Axon 2 Saga in blue/green environment with kafka event bus

johnd · May 24, 2021, 10:18pm

Hi, for years we have been using Axon 2 Sagas with an event bus that is kafka-enabled*. But now we are going from one to two servers for blue/green deployments and I’m at a loss if there is a way to make this work for one primary reason: how to make sure we don’t have an instance of a Saga active on two JVMs at the same time. I think this would be a problem for micro-services, too.

*By kafka-enabled, I mean that our domain events are published out to Kafka and a kafka consumer pulls those events back in to Axon. When event durability and sequencing are required, such a design simplifies error handling when a broker fails during event publishing. The command will simply fail with no events having been published, rather than succeeding with events written to the Axon EventStore but not published.

Using the OrderManagementSaga example with Kafka, there could be topics for each of the Aggregates: Order, Shipment, Invoice, etc. and each of those topics would have multiple partitions, split out by key.

Let’s say that an instance of OrderManagementSaga needs to associateWith() events that are keyed by “foo-order” and “foo-shipment”.

When there is a single-server, the SagaManager can easily single-thread across the kafka partitions. With multiple servers and each server getting a “random” share of the kafka topic-partitions, there is a good chance each server is consuming from the wrong topics needed in order to keep processing single-threaded.

server “green”
consuming from Order topic partition 0 (key: foo-order)
consuming from Shipment topic partition 1 (key: bar-shipment)

server “blue”
consuming from Order topic partition 1 (key: bar-order)
consuming from Shipment topic partition 0 (key: foo-shipment)

Can anyone give some advice on how to handle this in Axon 2? Thanks for reading.
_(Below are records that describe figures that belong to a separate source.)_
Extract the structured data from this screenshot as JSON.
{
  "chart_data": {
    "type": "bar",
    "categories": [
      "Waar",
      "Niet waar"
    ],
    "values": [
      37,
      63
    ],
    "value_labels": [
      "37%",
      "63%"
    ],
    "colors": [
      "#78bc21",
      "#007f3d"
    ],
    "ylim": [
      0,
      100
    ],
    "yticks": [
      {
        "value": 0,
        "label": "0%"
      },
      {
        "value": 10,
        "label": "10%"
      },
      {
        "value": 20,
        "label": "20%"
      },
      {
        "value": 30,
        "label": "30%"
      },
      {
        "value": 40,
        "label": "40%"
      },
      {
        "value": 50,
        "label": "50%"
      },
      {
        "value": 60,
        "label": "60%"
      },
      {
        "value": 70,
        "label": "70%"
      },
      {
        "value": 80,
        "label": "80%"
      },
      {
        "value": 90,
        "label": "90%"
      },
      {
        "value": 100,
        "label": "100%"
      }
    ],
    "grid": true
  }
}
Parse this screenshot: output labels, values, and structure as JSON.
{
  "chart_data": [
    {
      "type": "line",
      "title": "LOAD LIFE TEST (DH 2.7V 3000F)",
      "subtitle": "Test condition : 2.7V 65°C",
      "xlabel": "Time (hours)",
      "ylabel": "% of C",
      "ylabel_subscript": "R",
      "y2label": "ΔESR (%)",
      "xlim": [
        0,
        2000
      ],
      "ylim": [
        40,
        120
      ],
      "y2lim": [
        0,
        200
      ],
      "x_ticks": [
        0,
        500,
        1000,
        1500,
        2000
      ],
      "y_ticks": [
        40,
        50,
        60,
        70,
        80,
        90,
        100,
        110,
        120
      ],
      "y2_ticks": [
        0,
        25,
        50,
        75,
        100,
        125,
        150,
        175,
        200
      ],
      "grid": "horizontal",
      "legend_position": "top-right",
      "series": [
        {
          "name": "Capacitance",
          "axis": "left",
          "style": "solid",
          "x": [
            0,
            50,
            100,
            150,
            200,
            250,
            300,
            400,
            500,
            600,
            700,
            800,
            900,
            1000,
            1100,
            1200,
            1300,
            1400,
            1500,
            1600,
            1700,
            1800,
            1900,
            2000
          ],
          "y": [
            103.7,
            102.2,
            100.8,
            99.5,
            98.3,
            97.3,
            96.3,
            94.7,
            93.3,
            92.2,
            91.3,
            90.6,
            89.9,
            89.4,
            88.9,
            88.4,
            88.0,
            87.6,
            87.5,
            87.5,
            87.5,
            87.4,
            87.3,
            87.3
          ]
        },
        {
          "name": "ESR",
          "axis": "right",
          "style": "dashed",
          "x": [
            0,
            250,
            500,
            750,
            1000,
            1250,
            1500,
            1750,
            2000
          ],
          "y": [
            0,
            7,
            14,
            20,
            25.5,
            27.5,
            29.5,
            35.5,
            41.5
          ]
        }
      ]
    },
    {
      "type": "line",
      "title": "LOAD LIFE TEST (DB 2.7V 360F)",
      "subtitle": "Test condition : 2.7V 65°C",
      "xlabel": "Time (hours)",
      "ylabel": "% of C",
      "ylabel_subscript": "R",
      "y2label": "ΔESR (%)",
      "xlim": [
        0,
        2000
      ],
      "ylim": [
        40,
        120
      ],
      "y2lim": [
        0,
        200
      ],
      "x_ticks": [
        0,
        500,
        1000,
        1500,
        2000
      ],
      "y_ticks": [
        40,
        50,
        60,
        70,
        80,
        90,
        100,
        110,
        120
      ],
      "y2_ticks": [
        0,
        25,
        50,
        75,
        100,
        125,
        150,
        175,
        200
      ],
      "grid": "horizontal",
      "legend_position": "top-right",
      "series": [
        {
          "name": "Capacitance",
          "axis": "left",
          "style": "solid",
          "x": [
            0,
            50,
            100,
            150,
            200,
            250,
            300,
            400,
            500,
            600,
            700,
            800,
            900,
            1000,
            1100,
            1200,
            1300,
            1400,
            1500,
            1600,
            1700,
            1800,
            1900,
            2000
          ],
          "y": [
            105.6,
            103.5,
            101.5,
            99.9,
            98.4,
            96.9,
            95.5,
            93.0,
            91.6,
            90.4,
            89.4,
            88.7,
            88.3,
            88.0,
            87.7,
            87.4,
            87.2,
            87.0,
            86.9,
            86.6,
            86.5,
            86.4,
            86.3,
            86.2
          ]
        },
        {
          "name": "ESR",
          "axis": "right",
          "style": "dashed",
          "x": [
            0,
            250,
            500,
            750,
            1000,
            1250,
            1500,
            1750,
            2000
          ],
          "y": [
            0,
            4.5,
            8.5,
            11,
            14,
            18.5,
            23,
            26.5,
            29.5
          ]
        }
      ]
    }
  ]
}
Steven_van_Beelen · May 25, 2021, 8:51am

Although it might be known, I want to remind you and your team that Axon 2 is, well, very old right now. If possible, I would recommend your team to update to a more recent version of Axon. Axon 4 has already been out for several years as well, meaning Axon 5 might come around the corner sooner or later. The framework introduced many new features that simplify your application, allowing you to stay focused on the business functionality instead of dealing with non-functional requirements.

Regardless, I’ll give it a go, hoping to provide some guidance.

how to make sure we don’t have an instance of a Saga active on two JVMs at the same time

It’s the fact that your team has heavily customized the solution, which will make it hard to find a fitting solution for the problem. Helping with vanilla Axon 2 is one thing, but diving through your event bus solution is, I assume, out of the scope of anybody on this forum.

Nonetheless, I’d wager you should have a look at Axon’s Cluster. It’s the Cluster that is in charge of invoking the Event Handling Components (e.g., Sagas) it has been given during registration. Thus in a blue/green scenario, both instances of an application will contain the same Cluster , with the same Saga instances in it. If during start-up of the second instance you make sure one of the Cluster has not started yet, you should be safe when it comes to dispersed event handling.

Granted, whether this solves the problem at hand does depend on the “Kafka-enabled”-specifics you’ve implemented. I cannot foresee whether the usages of Kafka (which isn’t an Axon specific, of course) have any further impact on this problem.

There is another point that strikes me in your question:

The command will simply fail with no events having been published, rather than succeeding with events written to the Axon EventStore but not published.

Reverting the command is what Axon Framework does as well in such a scenario. Hence, I am uncertain why you state this as a “Kafka feature,” but you could’ve achieved this by sticking with plain Axon.

Concluding, I thus work with the Cluster here to control whether event handling should start for an Event Handling Component / Saga. It will require some custom work on your end, as Axon 2 does not provide the easy API present in current framework versions to control the event handling process. I hope there’s some window of opportunity for you and your team to start a migration to Axon 4.

Nonetheless, I hope this helps you out @johnd!